The bemulleted Corrin is great, and their initial entrance is a hoot: wearing a nightshirt and no pants, we see a cheeky flash of prosthetic willy as Orlando is introduced as a teenage Elizabethan boy. As the play progresses, Corrin shifts deftly from urchinish youngster to lovelorn young man to posh, poised woman with surprising subtlety. The odd dress aside, Orlando never really looks any different, they just feel different. Corrin deftly code-switches between masculinity and feminity on an almost subliminal level – it’s pure body language, gender as a literal performance.

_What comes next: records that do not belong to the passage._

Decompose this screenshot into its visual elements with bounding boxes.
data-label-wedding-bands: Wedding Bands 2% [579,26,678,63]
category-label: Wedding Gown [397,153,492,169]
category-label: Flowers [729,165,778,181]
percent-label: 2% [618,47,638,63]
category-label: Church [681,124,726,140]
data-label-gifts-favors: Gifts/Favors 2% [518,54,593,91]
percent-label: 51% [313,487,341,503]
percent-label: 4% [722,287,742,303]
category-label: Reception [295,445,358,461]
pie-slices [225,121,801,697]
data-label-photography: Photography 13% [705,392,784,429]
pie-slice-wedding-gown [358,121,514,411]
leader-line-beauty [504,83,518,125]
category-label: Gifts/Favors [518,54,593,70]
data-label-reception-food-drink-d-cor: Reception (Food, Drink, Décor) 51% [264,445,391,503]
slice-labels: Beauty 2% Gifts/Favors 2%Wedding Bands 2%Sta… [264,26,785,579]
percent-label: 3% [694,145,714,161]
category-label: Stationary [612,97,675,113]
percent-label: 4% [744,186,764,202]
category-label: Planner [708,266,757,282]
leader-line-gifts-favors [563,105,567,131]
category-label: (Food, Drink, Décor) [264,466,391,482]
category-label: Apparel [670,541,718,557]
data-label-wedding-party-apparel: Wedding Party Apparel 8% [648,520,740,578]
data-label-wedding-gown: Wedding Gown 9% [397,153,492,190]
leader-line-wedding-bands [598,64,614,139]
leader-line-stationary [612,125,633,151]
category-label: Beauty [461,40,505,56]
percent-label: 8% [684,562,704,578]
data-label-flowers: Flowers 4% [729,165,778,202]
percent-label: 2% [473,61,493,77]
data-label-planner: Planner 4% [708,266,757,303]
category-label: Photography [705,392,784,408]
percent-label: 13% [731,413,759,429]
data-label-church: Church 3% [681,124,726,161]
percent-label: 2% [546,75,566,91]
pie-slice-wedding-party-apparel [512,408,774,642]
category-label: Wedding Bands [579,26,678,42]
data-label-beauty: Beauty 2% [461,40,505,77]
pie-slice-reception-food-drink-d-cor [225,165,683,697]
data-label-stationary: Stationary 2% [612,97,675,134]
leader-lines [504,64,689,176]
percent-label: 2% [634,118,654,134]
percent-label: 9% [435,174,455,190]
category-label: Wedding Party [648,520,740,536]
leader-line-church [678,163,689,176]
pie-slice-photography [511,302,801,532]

Bartlett’s big invention is to have a sort of chorus of Virginia Woolfs on hand to narrate, commentate, and occasionally join in. It’s a striking act of whimsy to have most of the cast – including sole male member Oliver Wickham – in identical skirts, cardigans, glasses and wigs. And clearly ‘Orlando’ is a book that lends itself to a certain formal silliness. But really that base is covered by Deborah Findlay’s entertaining realisation of pre-existing character Mrs Grimsditch, Orlando’s pathologically down-to-earth housekeeper. She doesn’t so much as raise an eyebrow at any aspect of her master-slash-mistress’s centuries-long life (she too seems to be incidentally immortal), and Bartlett has given her several mischievous allusions to contemporary gender politics that puncture any sense this might get too worthy.
But stuffing all the extra stuff plus the actual plot of the novel into 90 minutes means Woolf’s text is boiled down to a glancing greatest-hits package. Orlando’s relationship with Elizabeth I is basically reduced to a monologue; we get Woolf’s famously virtuoso description of the frozen London of 1608 quoted word for word, but young Orlando’s relationship with Millicent Wong’s Sasha is too fleeting to leave much impression on us, despite its big impact on the young man. I think Bartlett and Grandage do convey a sense of the mischief in Woolf’s book, but frequently they’ve done so at the expense of the actual story, and it seems daft that both can’t be accommodated.
I was also extremely not down with the way the Woolf chorus end up musing sadly about the author’s suicide. It just seemed crass and gratuitous: ‘Orlando’ famously ends ebulliently unresolved, on the date the book was first published. Yes, Woolf died, some years later, but I’d question how relevant this is to ‘Orlando’.
But let’s not get distracted by a questionable decision late on. There are lots of good things about this ‘Orlando’, but it’s just too brief, to not enough end. It’s fun, but it’s not doing full justice to either Virginia Woolf’s book or Emma Corrin’s performance – an extra half an hour could have made a real difference.